Yıllarım savaşçı lideri bir çırpıda teslim şartlarını kabul eder görünemezdi.
Gerçekten de Klerides’in bu “süratli uzlaşı politikası” kendisi için pahalıya mal olmuştu.
Makarios ise “uzlaşmaz kavga” yolunu sürdürecek, özellikle de Amerika nezdinde ve onun yardımı ile kaybedilenleri geri almak düşüncesinde idi.
Rum tarafındaki bu iki politik eğilim üç yıl süre ile çatışarak devam etti.
Ve üç yıl sonunda Makarios Klerides’in sözüne gelerek Rum tarafının politikasında bir uzlaşmaya varıldı.
1977 ve 1979 Doruk Anlaşmaları da Klerides’in uzlaşı politikasının bir sonucu olarak imzalanıverdi.
Evet olayı Klerides ta başından görmüş ve önerilerini ta baştan ortaya koymuştu.
Gel gör ki Makarios’un yıla gelmesi geç oldu.
Ve Ağustos 1974’de ölümü ile de resmi politika halini alan Klerides- Makarios uzlaşmasının sonunu Makarios getiremedi.
Yazara göre Makarios Rusya yanlısı değildi.
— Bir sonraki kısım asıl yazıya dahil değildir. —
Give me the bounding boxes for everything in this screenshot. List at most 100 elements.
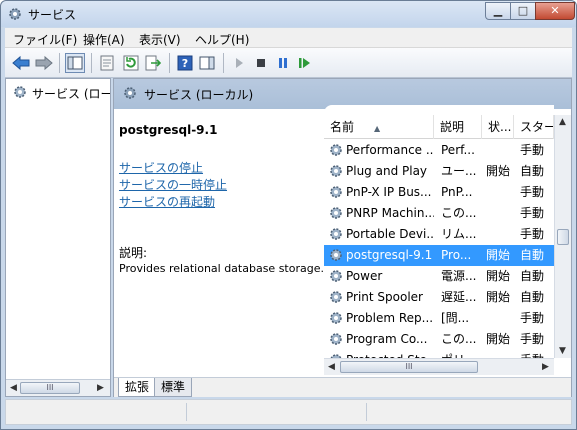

Uzlaşmazlığa ve AKEL olan ilişkileri bir nevi Amerikayı devreye sokma çabaları idi.
Bu çabalar kısmen de sonuç verdi.

1974’ün hemen ertesinde Kıbrıs’a Amerikan yardımları adeta yağdı.
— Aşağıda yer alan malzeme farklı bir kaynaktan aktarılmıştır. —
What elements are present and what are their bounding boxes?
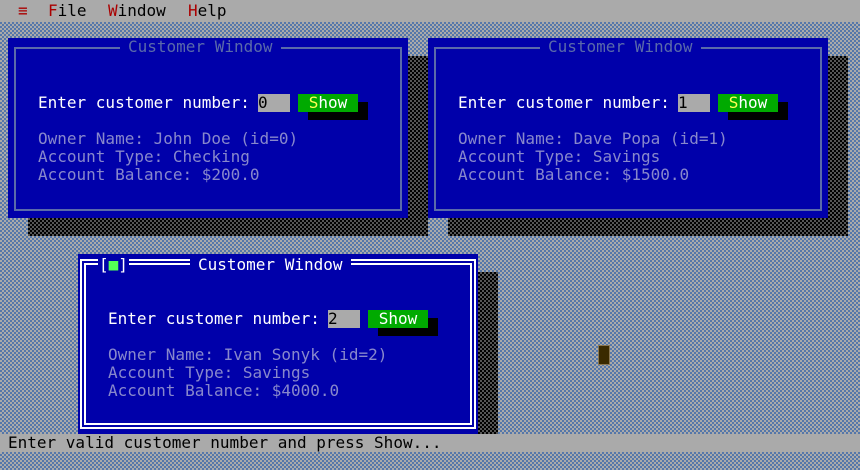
owner-name-text: Owner Name: John Doe (id=0) xyxy=(38,129,299,148)
account-balance-text: Account Balance: $200.0 xyxy=(38,165,260,184)
window-body: [■] Customer Window Enter customer numbe… xyxy=(78,254,478,434)
menu-bar: ≡ File Window Help xyxy=(0,0,860,22)
show-button[interactable]: Show xyxy=(368,310,428,328)
window-body: Customer Window Enter customer number: 1… xyxy=(428,38,828,218)
window-title[interactable]: Customer Window xyxy=(120,38,281,56)
window-body: Customer Window Enter customer number: 0… xyxy=(8,38,408,218)
window-frame xyxy=(80,259,476,429)
window-title[interactable]: Customer Window xyxy=(540,38,701,56)
customer-number-label: Enter customer number: xyxy=(108,309,320,328)
show-button[interactable]: Show xyxy=(298,94,358,112)
system-menu-icon[interactable]: ≡ xyxy=(18,2,28,20)
customer-number-label: Enter customer number: xyxy=(458,93,670,112)
owner-name-text: Owner Name: Dave Popa (id=1) xyxy=(458,129,728,148)
mouse-cursor xyxy=(598,345,610,365)
account-type-text: Account Type: Savings xyxy=(458,147,661,166)
customer-number-label: Enter customer number: xyxy=(38,93,250,112)
account-type-text: Account Type: Savings xyxy=(108,363,311,382)
menu-help[interactable]: Help xyxy=(188,2,227,20)
window-title[interactable]: Customer Window xyxy=(190,256,351,274)
status-bar: Enter valid customer number and press Sh… xyxy=(0,434,860,452)
customer-number-input[interactable]: 2 xyxy=(328,310,360,328)
account-balance-text: Account Balance: $1500.0 xyxy=(458,165,690,184)
account-balance-text: Account Balance: $4000.0 xyxy=(108,381,340,400)
menu-window[interactable]: Window xyxy=(108,2,166,20)
status-text: Enter valid customer number and press Sh… xyxy=(8,433,442,452)
customer-number-input[interactable]: 1 xyxy=(678,94,710,112)
menu-file[interactable]: File xyxy=(48,2,87,20)
show-button[interactable]: Show xyxy=(718,94,778,112)
owner-name-text: Owner Name: Ivan Sonyk (id=2) xyxy=(108,345,388,364)
customer-number-input[interactable]: 0 xyxy=(258,94,290,112)
account-type-text: Account Type: Checking xyxy=(38,147,250,166)
close-icon[interactable]: [■] xyxy=(98,256,129,274)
Rum toplumunun yeniden ayağa kalkması için Amerika’nın maddi yardımları sayesinde oldu.
Bu maddi yardımları da Amerika’nın Rum halkının gönlünü almaktan ziyade, bir barış ve çözüm yolunu açmak için yapıldı.
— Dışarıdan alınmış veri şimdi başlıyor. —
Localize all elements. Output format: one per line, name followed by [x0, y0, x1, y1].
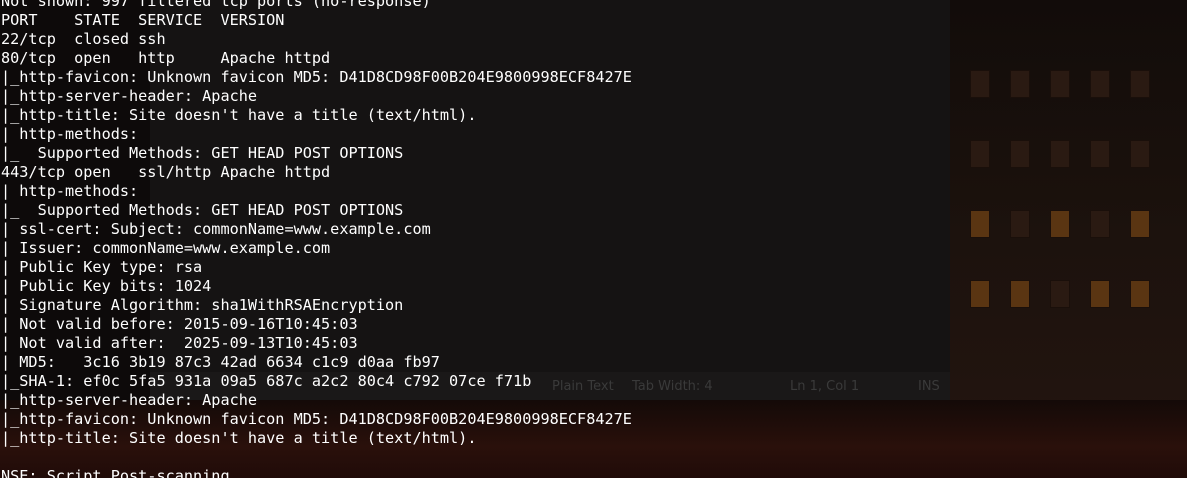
wallpaper-window-9: [1090, 140, 1110, 168]
terminal-line: |_http-title: Site doesn't have a title …: [1, 106, 477, 124]
wallpaper-window-16: [970, 280, 990, 308]
terminal-line: |_http-title: Site doesn't have a title …: [1, 429, 477, 447]
terminal-line: |_http-favicon: Unknown favicon MD5: D41…: [1, 68, 632, 86]
wallpaper-window-2: [1010, 70, 1030, 98]
terminal-line: |_http-favicon: Unknown favicon MD5: D41…: [1, 410, 632, 428]
wallpaper-window-6: [970, 140, 990, 168]
statusbar-tab-width: Tab Width: 4: [632, 379, 713, 394]
statusbar-insert-mode: INS: [918, 379, 940, 394]
wallpaper-window-5: [1130, 70, 1150, 98]
terminal-line: |_http-server-header: Apache: [1, 87, 258, 105]
terminal-line: |_http-server-header: Apache: [1, 391, 258, 409]
terminal-line: |_SHA-1: ef0c 5fa5 931a 09a5 687c a2c2 8…: [1, 372, 532, 390]
wallpaper-window-18: [1050, 280, 1070, 308]
statusbar-cursor-position: Ln 1, Col 1: [790, 379, 860, 394]
wallpaper-window-1: [970, 70, 990, 98]
terminal-line: | Public Key bits: 1024: [1, 277, 212, 295]
wallpaper-window-19: [1090, 280, 1110, 308]
terminal-line: | ssl-cert: Subject: commonName=www.exam…: [1, 220, 431, 238]
wallpaper-window-17: [1010, 280, 1030, 308]
wallpaper-window-4: [1090, 70, 1110, 98]
wallpaper-window-15: [1130, 210, 1150, 238]
terminal-line: 22/tcp closed ssh: [1, 30, 166, 48]
wallpaper-window-8: [1050, 140, 1070, 168]
wallpaper-window-14: [1090, 210, 1110, 238]
wallpaper-window-11: [970, 210, 990, 238]
terminal-line: | http-methods:: [1, 182, 139, 200]
terminal-line: | Not valid before: 2015-09-16T10:45:03: [1, 315, 358, 333]
terminal-line: | MD5: 3c16 3b19 87c3 42ad 6634 c1c9 d0a…: [1, 353, 440, 371]
terminal-line: 443/tcp open ssl/http Apache httpd: [1, 163, 331, 181]
terminal-line: Not shown: 997 filtered tcp ports (no-re…: [1, 0, 431, 10]
wallpaper-window-10: [1130, 140, 1150, 168]
wallpaper-window-20: [1130, 280, 1150, 308]
wallpaper-window-7: [1010, 140, 1030, 168]
terminal-line: |_ Supported Methods: GET HEAD POST OPTI…: [1, 201, 404, 219]
terminal-line: PORT STATE SERVICE VERSION: [1, 11, 285, 29]
terminal-line: | http-methods:: [1, 125, 139, 143]
terminal-line: |_ Supported Methods: GET HEAD POST OPTI…: [1, 144, 404, 162]
wallpaper-window-12: [1010, 210, 1030, 238]
terminal-line: | Signature Algorithm: sha1WithRSAEncryp…: [1, 296, 404, 314]
wallpaper-window-3: [1050, 70, 1070, 98]
terminal-line: 80/tcp open http Apache httpd: [1, 49, 331, 67]
terminal-output[interactable]: Not shown: 997 filtered tcp ports (no-re…: [0, 0, 632, 478]
terminal-line: NSE: Script Post-scanning.: [1, 467, 239, 478]
wallpaper-window-13: [1050, 210, 1070, 238]
terminal-line: | Not valid after: 2025-09-13T10:45:03: [1, 334, 358, 352]
terminal-line: | Issuer: commonName=www.example.com: [1, 239, 331, 257]
terminal-line: | Public Key type: rsa: [1, 258, 203, 276]
desktop-screen: Plain Text Tab Width: 4 Ln 1, Col 1 INS …: [0, 0, 1187, 478]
Dolayısı ile 1974’de Kıbrıs’ın başına gelenleri Amerika’y bağlamak yanlış olsa gerek.
***
Bütün bu sürede bir de AKEL’in durumuna bakmak önemlidir.
AKEL tüm bu sürede Rusya’dan yana hatta Rusya’nın emrinde çalıştı.
1977’de Clifford inisiyatifi ile başlayan ve 1978’de ABD-İngiltere- Kanada planı olarak şekillenen çözüm önerisinde AKEL’in tavrı tam da Rusya’nın emrinde olduğunun bir kanıtıdır.
Plan için o zamanın AKEL sekreterinin ağzından planın partisince olumlu bulunduğu ve bu inisiyatifin bir çözüme yol açacağına inandıkları söylenmişti.
Sekreterin bu sözlerinden hemen sonra Rusya’nın Lefkoşa Büyükelçisi AKEL Sekreterini ve politbüro üyelerini bir yemeğe davet etmiş ve sözkonusu plan için Rusya’nın görüşleri parti yetkililerine bildirilmişti.
Yemekten birkaç gün sonra ise AKEL planı tümü ile reddetmişti.
***
Evet, bunlar Drousotis’in yazdıkları.
Yalnız şu AKEL ayni davranışı 2004 referandumu için de yapmıştı.
Önce Annan Planına evet diyeceklerini söylemişler oylamaya bir hafta kala da Rusyanın baskısı ile “hayır” kullanacaklarını açıklamışlardı.
AKEL’in bu adanın geleceği bağlamında ve de Rum toplumunun içine düştüğü zor durumlar için günahları büyüktür.
Rum tarafının içine düştüğü son ekonomik kriz bile AKEL’in marifetidir.